International folk film fest on

KATHMANDU: Aiming to promote folk music, culture and films, the 6th International Folk Music Film Festival began in the Capital on November 24 at the Rastriya Nachghar, Jamal, which will end on November 26.

For the three-day festival, 115 films participated in the festival from across the world. Twenty-eight films from 18 countries including Bangladesh, France, Portugal, Congo, Nepal, the UK, the USA, Oman  and Japan, have been selected and are being screened at the fest.

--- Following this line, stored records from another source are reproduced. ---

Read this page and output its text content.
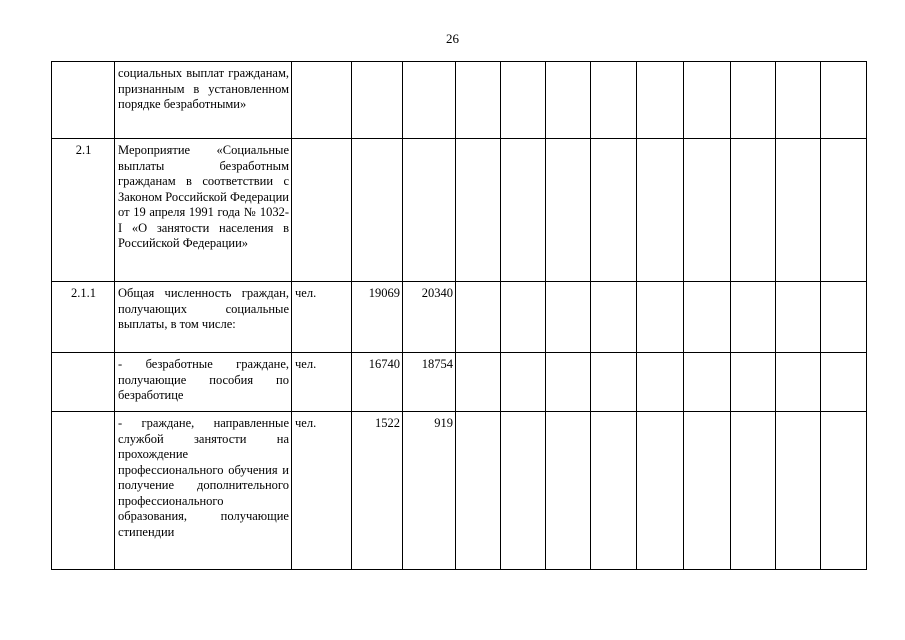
26
	социальных выплат гражданам, признанным в установленном порядке безработными»												
2.1	Мероприятие «Социальные выплаты безработным гражданам в соответствии с Законом Российской Федерации от 19 апреля 1991 года № 1032-I «О занятости населения в Российской Федерации»												
2.1.1	Общая численность граждан, получающих социальные выплаты, в том числе:	чел.	19069	20340									
	- безработные граждане, получающие пособия по безработице	чел.	16740	18754									
	- граждане, направленные службой занятости на прохождение профессионального обучения и получение дополнительного профессионального образования, получающие стипендии	чел.	1522	919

Four films from Nepal have been selected.

Films — from three minutes to 90 minutes long — are being screened at the festival organised by the Music Museum of Nepal and co-organised by Rastriya Nachghar.

Festival coordinator Ram Prasad Kandel said, “We are very rich in culture and music. We have 125 ethnic groups and diversity in music, culture and instruments. To develop and promote this music and culture, we are organising the festival. To introduce our festival first we should also see others’ cultures. Thus, we decided to create a platform to exchange cultures and make our culture known across the world.”

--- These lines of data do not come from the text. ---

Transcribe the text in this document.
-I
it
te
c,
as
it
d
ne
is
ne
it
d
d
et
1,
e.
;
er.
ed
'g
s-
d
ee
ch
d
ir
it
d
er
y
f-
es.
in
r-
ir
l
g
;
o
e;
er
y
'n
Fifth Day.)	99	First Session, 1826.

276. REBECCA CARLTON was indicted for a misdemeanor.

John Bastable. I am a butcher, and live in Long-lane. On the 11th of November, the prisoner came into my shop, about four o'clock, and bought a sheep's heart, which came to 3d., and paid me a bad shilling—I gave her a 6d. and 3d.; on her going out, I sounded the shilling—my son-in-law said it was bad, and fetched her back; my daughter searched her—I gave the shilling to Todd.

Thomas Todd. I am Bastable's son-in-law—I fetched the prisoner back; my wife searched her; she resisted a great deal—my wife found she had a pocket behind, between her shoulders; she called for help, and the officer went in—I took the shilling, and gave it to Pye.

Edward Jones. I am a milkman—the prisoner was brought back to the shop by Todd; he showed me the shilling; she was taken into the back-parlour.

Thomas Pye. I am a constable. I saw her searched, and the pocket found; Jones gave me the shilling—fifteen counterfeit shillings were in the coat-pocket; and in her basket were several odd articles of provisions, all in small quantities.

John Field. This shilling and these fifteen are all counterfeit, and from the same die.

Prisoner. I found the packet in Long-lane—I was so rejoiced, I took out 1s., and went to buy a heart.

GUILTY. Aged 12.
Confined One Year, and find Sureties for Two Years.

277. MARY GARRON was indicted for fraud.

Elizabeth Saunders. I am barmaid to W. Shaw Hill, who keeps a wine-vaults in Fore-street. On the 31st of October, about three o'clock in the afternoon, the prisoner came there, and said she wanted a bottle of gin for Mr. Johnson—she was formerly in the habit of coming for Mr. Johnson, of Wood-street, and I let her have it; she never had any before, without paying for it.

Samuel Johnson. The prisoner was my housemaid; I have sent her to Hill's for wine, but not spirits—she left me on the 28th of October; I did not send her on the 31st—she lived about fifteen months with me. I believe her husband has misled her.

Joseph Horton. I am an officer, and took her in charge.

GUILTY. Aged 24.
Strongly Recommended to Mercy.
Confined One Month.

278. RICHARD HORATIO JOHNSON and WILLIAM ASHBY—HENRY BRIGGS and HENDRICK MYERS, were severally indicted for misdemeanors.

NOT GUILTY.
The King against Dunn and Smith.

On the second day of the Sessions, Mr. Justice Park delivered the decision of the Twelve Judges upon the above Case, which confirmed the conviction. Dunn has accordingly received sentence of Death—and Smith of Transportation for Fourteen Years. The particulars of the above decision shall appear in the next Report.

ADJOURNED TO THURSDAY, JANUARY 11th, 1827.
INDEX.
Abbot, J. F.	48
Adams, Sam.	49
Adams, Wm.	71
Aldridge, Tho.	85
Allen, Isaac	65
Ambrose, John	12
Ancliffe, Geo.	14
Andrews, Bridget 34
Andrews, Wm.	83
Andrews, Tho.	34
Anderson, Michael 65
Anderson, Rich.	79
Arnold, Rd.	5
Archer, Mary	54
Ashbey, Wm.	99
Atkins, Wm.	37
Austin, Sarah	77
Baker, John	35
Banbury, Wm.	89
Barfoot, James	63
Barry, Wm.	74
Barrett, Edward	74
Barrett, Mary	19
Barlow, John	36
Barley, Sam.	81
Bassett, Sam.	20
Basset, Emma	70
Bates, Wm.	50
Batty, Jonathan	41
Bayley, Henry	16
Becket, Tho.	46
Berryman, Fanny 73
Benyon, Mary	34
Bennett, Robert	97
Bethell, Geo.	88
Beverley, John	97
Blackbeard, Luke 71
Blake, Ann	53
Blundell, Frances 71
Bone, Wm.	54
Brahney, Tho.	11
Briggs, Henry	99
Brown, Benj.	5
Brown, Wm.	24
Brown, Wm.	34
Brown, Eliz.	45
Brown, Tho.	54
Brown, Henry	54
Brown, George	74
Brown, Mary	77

This year the slogan of the festival is ‘Music for Life, Music for Survival’. Clarifying the slogan Kandel said, “Our artistes are still struggling to survive. So, to promote these artistes and their skills to a wider audience and to draw the attention of authorities concerned, we have selected this slogan.”

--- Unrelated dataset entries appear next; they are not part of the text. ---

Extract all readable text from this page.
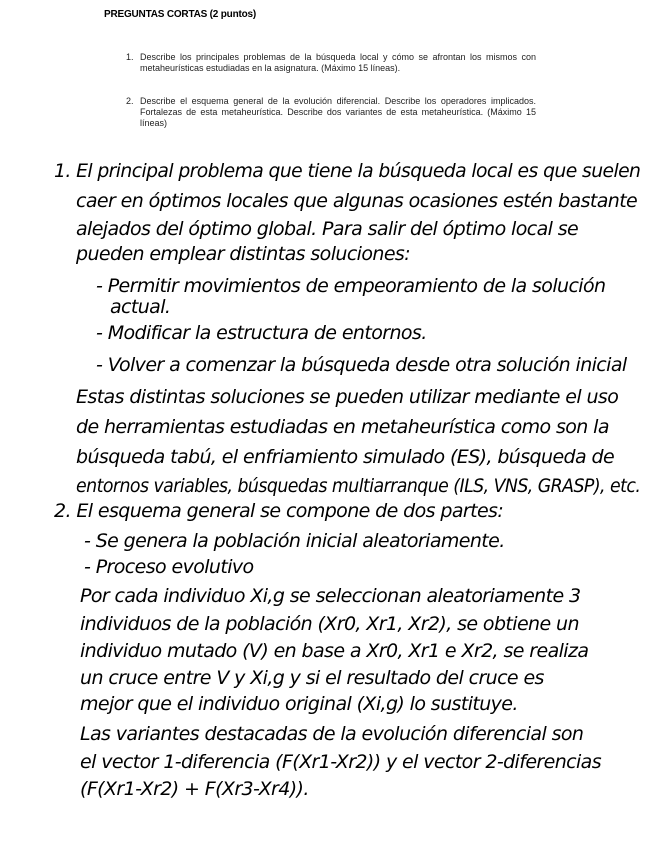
PREGUNTAS CORTAS (2 puntos)
1. Describe los principales problemas de la búsqueda local y cómo se afrontan los mismos con metaheurísticas estudiadas en la asignatura. (Máximo 15 líneas).
2. Describe el esquema general de la evolución diferencial. Describe los operadores implicados. Fortalezas de esta metaheurística. Describe dos variantes de esta metaheurística. (Máximo 15 líneas)
1. El principal problema que tiene la búsqueda local es que suelen
caer en óptimos locales que algunas ocasiones estén bastante
alejados del óptimo global. Para salir del óptimo local se
pueden emplear distintas soluciones:
- Permitir movimientos de empeoramiento de la solución
actual.
- Modificar la estructura de entornos.
- Volver a comenzar la búsqueda desde otra solución inicial
Estas distintas soluciones se pueden utilizar mediante el uso
de herramientas estudiadas en metaheurística como son la
búsqueda tabú, el enfriamiento simulado (ES), búsqueda de
entornos variables, búsquedas multiarranque (ILS, VNS, GRASP), etc.
2. El esquema general se compone de dos partes:
- Se genera la población inicial aleatoriamente.
- Proceso evolutivo
Por cada individuo Xi,g se seleccionan aleatoriamente 3
individuos de la población (Xr0, Xr1, Xr2), se obtiene un
individuo mutado (V) en base a Xr0, Xr1 e Xr2, se realiza
un cruce entre V y Xi,g y si el resultado del cruce es
mejor que el individuo original (Xi,g) lo sustituye.
Las variantes destacadas de la evolución diferencial son
el vector 1-diferencia (F(Xr1-Xr2)) y el vector 2-diferencias
(F(Xr1-Xr2) + F(Xr3-Xr4)).
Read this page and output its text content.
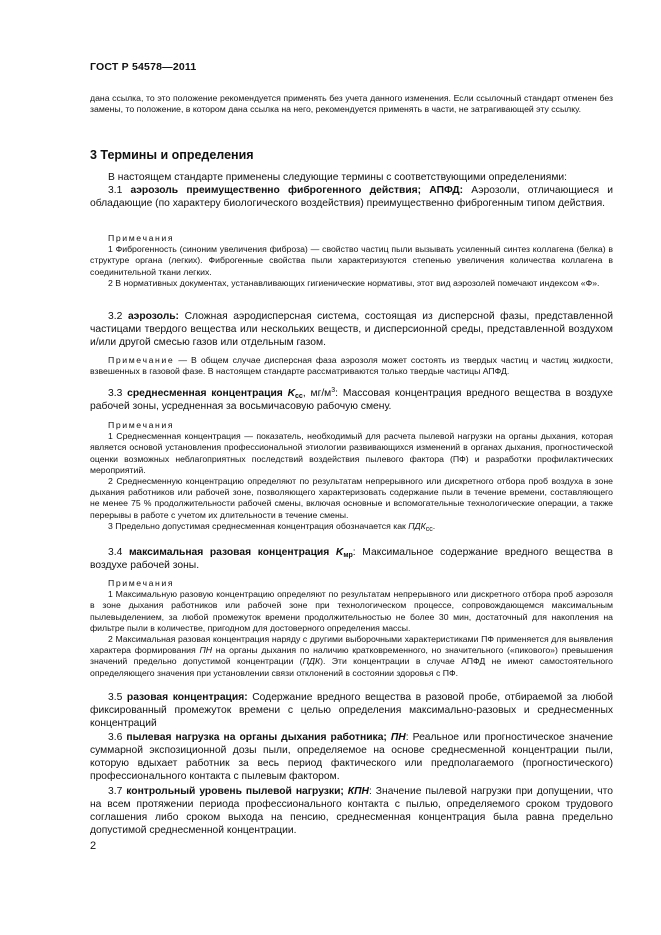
ГОСТ Р 54578—2011

дана ссылка, то это положение рекомендуется применять без учета данного изменения. Если ссылочный стандарт отменен без замены, то положение, в котором дана ссылка на него, рекомендуется применять в части, не затрагивающей эту ссылку.

3 Термины и определения

В настоящем стандарте применены следующие термины с соответствующими определениями:

3.1 аэрозоль преимущественно фиброгенного действия; АПФД: Аэрозоли, отличающиеся и обладающие (по характеру биологического воздействия) преимущественно фиброгенным типом действия.

Примечания

1 Фиброгенность (синоним увеличения фиброза) — свойство частиц пыли вызывать усиленный синтез коллагена (белка) в структуре органа (легких). Фиброгенные свойства пыли характеризуются степенью увеличения количества коллагена в соединительной ткани легких.

2 В нормативных документах, устанавливающих гигиенические нормативы, этот вид аэрозолей помечают индексом «Ф».

3.2 аэрозоль: Сложная аэродисперсная система, состоящая из дисперсной фазы, представленной частицами твердого вещества или нескольких веществ, и дисперсионной среды, представленной воздухом и/или другой смесью газов или отдельным газом.

Примечание — В общем случае дисперсная фаза аэрозоля может состоять из твердых частиц и частиц жидкости, взвешенных в газовой фазе. В настоящем стандарте рассматриваются только твердые частицы АПФД.

3.3 среднесменная концентрация $K_{сс}$, $мг/м^3$: Массовая концентрация вредного вещества в воздухе рабочей зоны, усредненная за восьмичасовую рабочую смену.

Примечания

1 Среднесменная концентрация — показатель, необходимый для расчета пылевой нагрузки на органы дыхания, которая является основой установления профессиональной этиологии развивающихся изменений в органах дыхания, прогностической оценки возможных неблагоприятных последствий воздействия пылевого фактора (ПФ) и разработки профилактических мероприятий.

2 Среднесменную концентрацию определяют по результатам непрерывного или дискретного отбора проб воздуха в зоне дыхания работников или рабочей зоне, позволяющего характеризовать содержание пыли в течение времени, составляющего не менее 75 % продолжительности рабочей смены, включая основные и вспомогательные технологические операции, а также перерывы в работе с учетом их длительности в течение смены.

3 Предельно допустимая среднесменная концентрация обозначается как $ПДК_{сс}$.

3.4 максимальная разовая концентрация $K_{мр}$: Максимальное содержание вредного вещества в воздухе рабочей зоны.

Примечания

1 Максимальную разовую концентрацию определяют по результатам непрерывного или дискретного отбора проб аэрозоля в зоне дыхания работников или рабочей зоне при технологическом процессе, сопровождающемся максимальным пылевыделением, за любой промежуток времени продолжительностью не более 30 мин, достаточный для накопления на фильтре пыли в количестве, пригодном для достоверного определения массы.

2 Максимальная разовая концентрация наряду с другими выборочными характеристиками ПФ применяется для выявления характера формирования ПН на органы дыхания по наличию кратковременного, но значительного («пикового») превышения значений предельно допустимой концентрации (ПДК). Эти концентрации в случае АПФД не имеют самостоятельного определяющего значения при установлении связи отклонений в состоянии здоровья с ПФ.

3.5 разовая концентрация: Содержание вредного вещества в разовой пробе, отбираемой за любой фиксированный промежуток времени с целью определения максимально-разовых и среднесменных концентраций

3.6 пылевая нагрузка на органы дыхания работника; ПН: Реальное или прогностическое значение суммарной экспозиционной дозы пыли, определяемое на основе среднесменной концентрации пыли, которую вдыхает работник за весь период фактического или предполагаемого (прогностического) профессионального контакта с пылевым фактором.

3.7 контрольный уровень пылевой нагрузки; КПН: Значение пылевой нагрузки при допущении, что на всем протяжении периода профессионального контакта с пылью, определяемого сроком трудового соглашения либо сроком выхода на пенсию, среднесменная концентрация была равна предельно допустимой среднесменной концентрации.

2
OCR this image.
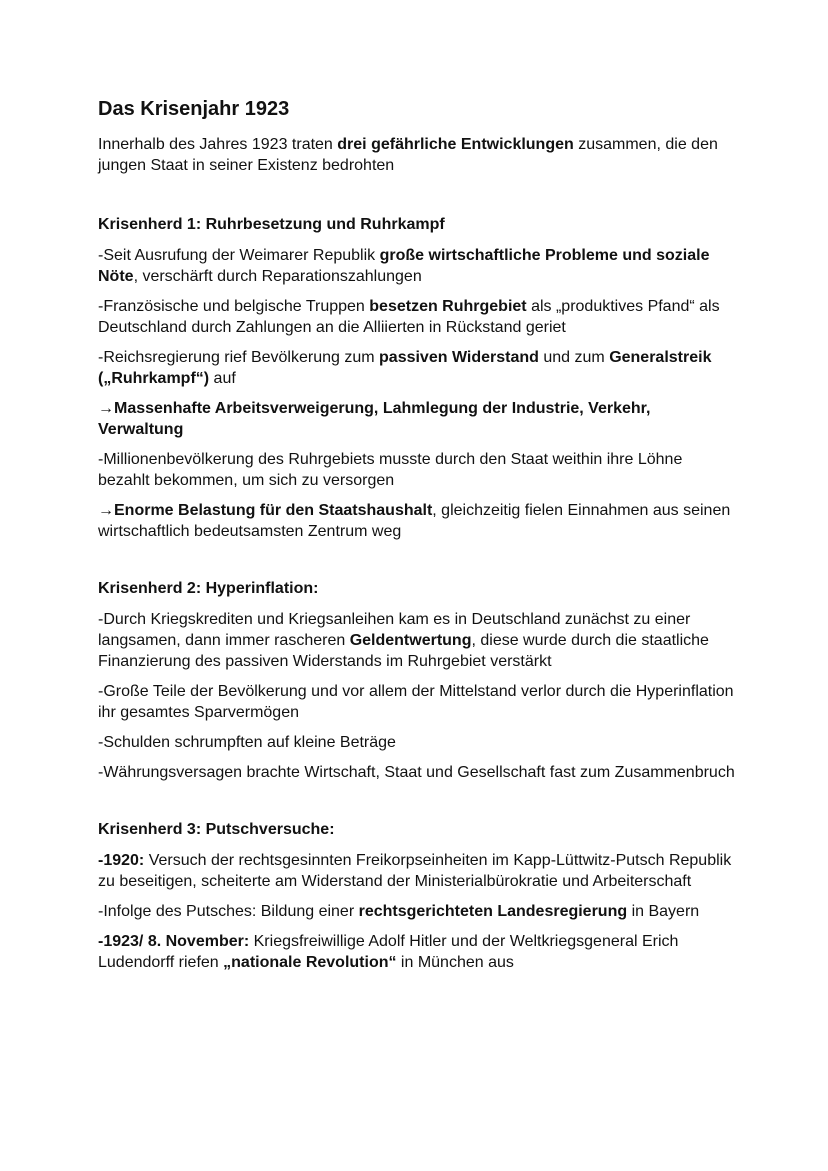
Das Krisenjahr 1923

Innerhalb des Jahres 1923 traten drei gefährliche Entwicklungen zusammen, die den jungen Staat in seiner Existenz bedrohten

Krisenherd 1: Ruhrbesetzung und Ruhrkampf

-Seit Ausrufung der Weimarer Republik große wirtschaftliche Probleme und soziale Nöte, verschärft durch Reparationszahlungen

-Französische und belgische Truppen besetzen Ruhrgebiet als „produktives Pfand“ als Deutschland durch Zahlungen an die Alliierten in Rückstand geriet

-Reichsregierung rief Bevölkerung zum passiven Widerstand und zum Generalstreik („Ruhrkampf“) auf

→Massenhafte Arbeitsverweigerung, Lahmlegung der Industrie, Verkehr, Verwaltung

-Millionenbevölkerung des Ruhrgebiets musste durch den Staat weithin ihre Löhne bezahlt bekommen, um sich zu versorgen

→Enorme Belastung für den Staatshaushalt, gleichzeitig fielen Einnahmen aus seinen wirtschaftlich bedeutsamsten Zentrum weg

Krisenherd 2: Hyperinflation:

-Durch Kriegskrediten und Kriegsanleihen kam es in Deutschland zunächst zu einer langsamen, dann immer rascheren Geldentwertung, diese wurde durch die staatliche Finanzierung des passiven Widerstands im Ruhrgebiet verstärkt

-Große Teile der Bevölkerung und vor allem der Mittelstand verlor durch die Hyperinflation ihr gesamtes Sparvermögen

-Schulden schrumpften auf kleine Beträge

-Währungsversagen brachte Wirtschaft, Staat und Gesellschaft fast zum Zusammenbruch

Krisenherd 3: Putschversuche:

-1920: Versuch der rechtsgesinnten Freikorpseinheiten im Kapp-Lüttwitz-Putsch Republik zu beseitigen, scheiterte am Widerstand der Ministerialbürokratie und Arbeiterschaft

-Infolge des Putsches: Bildung einer rechtsgerichteten Landesregierung in Bayern

-1923/ 8. November: Kriegsfreiwillige Adolf Hitler und der Weltkriegsgeneral Erich Ludendorff riefen „nationale Revolution“ in München aus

The Long Best Film Award (30-90 mins) and Short Best Film Award (3-29 mins) will be announced on November 26. In each category, the best and two commendation awards to three filmmakers will be given. The six winners will be selected by a three-member jury — filmmakers Pradeep Kumar Upadhyay from Nepal, Karen Boswall from the UK, and French director Jacques Sarasin.

Similarly, this year singer Khushi Ram Pakhrin, who has contributed to folk music by singing awareness-related songs, will be honoured with Lifetime Achievement Award.

The festival opened with the screening of Muktir Gaan (Songs of Freedom) by Tareque Masud and Catherine Masud. The documentary features the cultural troupe of Bangladesh of 1971, who fought for the nation’s independence by singing revolutionary folk songs.

Nepali folk dance — Maruni, and sounds of sarangi were also showcased at the opening event.

The films are being screened from 10:00 am to 5:00 pm. Entry is free.